Obviously, Ali Nashnush bore no resemblence to Steve Nash(nush) because his basketball career has gone largely undocumented. This is not the case for the current "World's Tallest Basketball Player", Kosen Sultan of Turkey(at right). This 2.42 meter behemoth belongs to the Turkish Basketball Club, Galatasaray from Istanbul...as I translate meters to feet, I come up with 8-foot one-half inch. According to this french article, he is from a small village of 20 homes on the border of Turkey and Iraq, and he can dunk without jumping. No one in his family is more than about 6 feet tall. He's 22 years old and doctors say he will max out at around 8 feet, 2 inches, and change. He has been receiving some surgeries that will allow him to play basketball and move more freely, but never for more than 15 minutes a game. It will be interesting to see if he can do anything on the court other than look ridiculous for those 15 minutes.
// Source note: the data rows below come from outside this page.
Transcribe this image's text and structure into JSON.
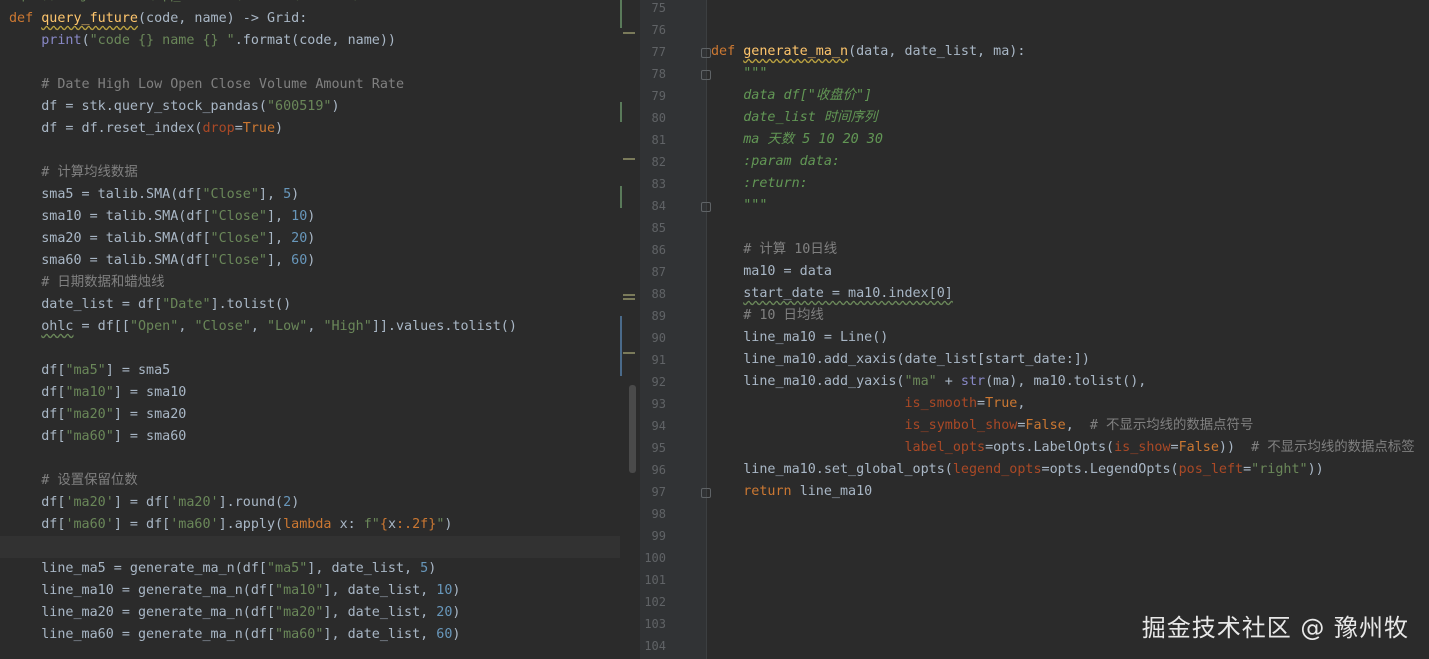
{
  "left_lines": [
    [
      "def",
      "query_future",
      "(code, name) -> Grid:"
    ],
    [
      "    print(\"code {} name {} \".format(code, name))"
    ],
    [
      ""
    ],
    [
      "    # Date High Low Open Close Volume Amount Rate"
    ],
    [
      "    df = stk.query_stock_pandas(\"600519\")"
    ],
    [
      "    df = df.reset_index(drop=True)"
    ],
    [
      ""
    ],
    [
      "    # 计算均线数据"
    ],
    [
      "    sma5 = talib.SMA(df[\"Close\"], 5)"
    ],
    [
      "    sma10 = talib.SMA(df[\"Close\"], 10)"
    ],
    [
      "    sma20 = talib.SMA(df[\"Close\"], 20)"
    ],
    [
      "    sma60 = talib.SMA(df[\"Close\"], 60)"
    ],
    [
      "    # 日期数据和蜡烛线"
    ],
    [
      "    date_list = df[\"Date\"].tolist()"
    ],
    [
      "    ohlc = df[[\"Open\", \"Close\", \"Low\", \"High\"]].values.tolist()"
    ],
    [
      ""
    ],
    [
      "    df[\"ma5\"] = sma5"
    ],
    [
      "    df[\"ma10\"] = sma10"
    ],
    [
      "    df[\"ma20\"] = sma20"
    ],
    [
      "    df[\"ma60\"] = sma60"
    ],
    [
      ""
    ],
    [
      "    # 设置保留位数"
    ],
    [
      "    df['ma20'] = df['ma20'].round(2)"
    ],
    [
      "    df['ma60'] = df['ma60'].apply(lambda x: f\"{x:.2f}\")"
    ],
    [
      ""
    ],
    [
      "    line_ma5 = generate_ma_n(df[\"ma5\"], date_list, 5)"
    ],
    [
      "    line_ma10 = generate_ma_n(df[\"ma10\"], date_list, 10)"
    ],
    [
      "    line_ma20 = generate_ma_n(df[\"ma20\"], date_list, 20)"
    ],
    [
      "    line_ma60 = generate_ma_n(df[\"ma60\"], date_list, 60)"
    ]
  ],
  "right_line_numbers": [
    "75",
    "76",
    "77",
    "78",
    "79",
    "80",
    "81",
    "82",
    "83",
    "84",
    "85",
    "86",
    "87",
    "88",
    "89",
    "90",
    "91",
    "92",
    "93",
    "94",
    "95",
    "96",
    "97",
    "98",
    "99",
    "100",
    "101",
    "102",
    "103",
    "104"
  ],
  "watermark": "掘金技术社区 @ 豫州牧"
}
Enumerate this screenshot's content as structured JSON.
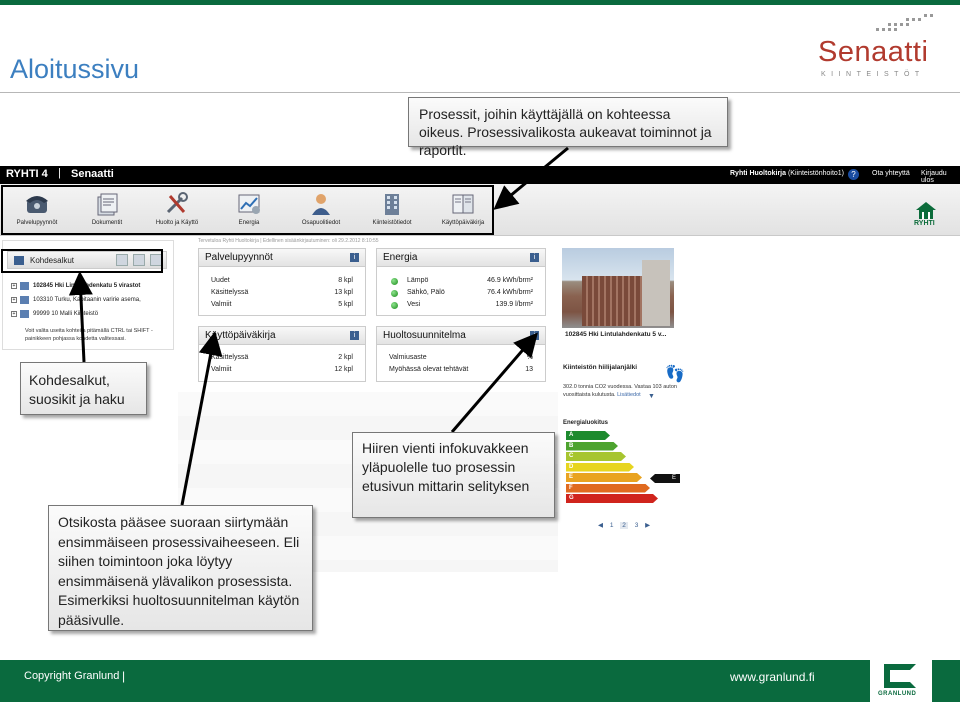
{
  "slide": {
    "title": "Aloitussivu",
    "brand_logo": {
      "word": "Senaatti",
      "sub": "KIINTEISTÖT"
    }
  },
  "app": {
    "title": "RYHTI 4",
    "separator": "|",
    "brand": "Senaatti",
    "user_role": "Ryhti Huoltokirja",
    "user_detail": "(Kiinteistönhoito1)",
    "help_label": "?",
    "contact_label": "Ota yhteyttä",
    "logout_label": "Kirjaudu ulos",
    "corner_logo_text": "RYHTI"
  },
  "nav": [
    {
      "label": "Palvelupyynnöt",
      "icon": "phone-icon"
    },
    {
      "label": "Dokumentit",
      "icon": "document-icon"
    },
    {
      "label": "Huolto ja Käyttö",
      "icon": "tools-icon"
    },
    {
      "label": "Energia",
      "icon": "energy-chart-icon"
    },
    {
      "label": "Osapuolitiedot",
      "icon": "person-icon"
    },
    {
      "label": "Kiinteistötiedot",
      "icon": "building-icon"
    },
    {
      "label": "Käyttöpäiväkirja",
      "icon": "logbook-icon"
    }
  ],
  "left_panel": {
    "title": "Kohdesalkut",
    "tree": [
      "102845 Hki Lintulahdenkatu 5 virastot",
      "103310 Turku, Kapitaanin varirie asema,",
      "99999 10 Malli Kiinteistö"
    ],
    "hint": "Voit valita useita kohteita pitämällä CTRL tai SHIFT -painikkeen pohjassa kohdetta valitessasi."
  },
  "breadcrumb": "Tervetuloa Ryhti Huoltokirja | Edellinen sisäänkirjautuminen: oli 29.2.2012 8:10:55",
  "panels": {
    "palvelupyynnot": {
      "title": "Palvelupyynnöt",
      "rows": [
        {
          "k": "Uudet",
          "v": "8 kpl"
        },
        {
          "k": "Käsittelyssä",
          "v": "13 kpl"
        },
        {
          "k": "Valmiit",
          "v": "5 kpl"
        }
      ]
    },
    "energia": {
      "title": "Energia",
      "rows": [
        {
          "k": "Lämpö",
          "v": "46.9 kWh/brm²"
        },
        {
          "k": "Sähkö, Pälö",
          "v": "76.4 kWh/brm²"
        },
        {
          "k": "Vesi",
          "v": "139.9 l/brm²"
        }
      ]
    },
    "kayttopaivakirja": {
      "title": "Käyttöpäiväkirja",
      "rows": [
        {
          "k": "Käsittelyssä",
          "v": "2 kpl"
        },
        {
          "k": "Valmiit",
          "v": "12 kpl"
        }
      ]
    },
    "huoltosuunnitelma": {
      "title": "Huoltosuunnitelma",
      "rows": [
        {
          "k": "Valmiusaste",
          "v": "%"
        },
        {
          "k": "Myöhässä olevat tehtävät",
          "v": "13"
        }
      ]
    },
    "info_icon": "i"
  },
  "property": {
    "name": "102845 Hki Lintulahdenkatu 5 v...",
    "carbon_title": "Kiinteistön hiilijalanjälki",
    "carbon_text": "302.0 tonnia CO2 vuodessa. Vastaa 103 auton vuosittaista kulutusta.",
    "carbon_more": "Lisätiedot",
    "energy_title": "Energialuokitus",
    "energy_classes": [
      {
        "label": "A",
        "color": "#1d8a2e"
      },
      {
        "label": "B",
        "color": "#4da32f"
      },
      {
        "label": "C",
        "color": "#a7c52f"
      },
      {
        "label": "D",
        "color": "#e7d51f"
      },
      {
        "label": "E",
        "color": "#e9a320"
      },
      {
        "label": "F",
        "color": "#e06a1f"
      },
      {
        "label": "G",
        "color": "#d0241d"
      }
    ],
    "energy_value": "E",
    "pager": [
      "1",
      "2",
      "3"
    ],
    "pager_current": "2"
  },
  "callouts": {
    "process": "Prosessit, joihin käyttäjällä on kohteessa oikeus. Prosessivalikosta aukeavat toiminnot ja raportit.",
    "kohdesalkut": "Kohdesalkut, suosikit ja haku",
    "otsikosta": "Otsikosta pääsee suoraan siirtymään ensimmäiseen prosessivaiheeseen. Eli siihen toimintoon joka löytyy ensimmäisenä ylävalikon prosessista. Esimerkiksi huoltosuunnitelman käytön pääsivulle.",
    "infokuvake": "Hiiren vienti infokuvakkeen yläpuolelle tuo prosessin etusivun mittarin selityksen"
  },
  "footer": {
    "copyright": "Copyright Granlund",
    "separator": "|",
    "website": "www.granlund.fi",
    "logo_text": "GRANLUND"
  }
}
The pituitary condition "gigantism" seems to be the main contributor to unusually large humans, and in particular to the overgrown benchwarmers that have occasionally captivated the attention of the public. Out of control hormones have produced more than one basketball player in recent years. Guys like Manute Bol and Gheorghe Muresan come to mind immediately when we think of this phenomenon, but neither of those players could physically compete on a nightly basis.

Ralph Sampson was a pre-cursor to skilled big men like Kevin Garnett and Dirk Nowitzki but he, too, was unable to escape the debilitating knee problems that come with such gigantic proportions. Yao Ming is the reigning NBA hulk, and as far as centers go represents an evolution of sorts that has brought the idea of "super-sized" players into the realm of realistic discussion instead of being simple shot-blocking curiosities. So, is it so far fetched that Mr. West would imagine a guy playing in the NBA at 8-feet tall? Not at all. In 40 years will we see a skilled 8-footer that changes the game? Maybe. What would that be like?

Can you imagine the pre-draft hype? I think Hubie Brown's head would explode! The teams waiting for the ping pong ball would be required to hook up to a respirator for fear of hyperventilation. How many teams would tank the season to get at Mr. Big? Unfortunately for the Knicks, the 2050 1st round pick that they traded to the Las Vegas Kings is not lottery protected and GM Isiah Thomas III's team is sitting at 11-67 with a week to play.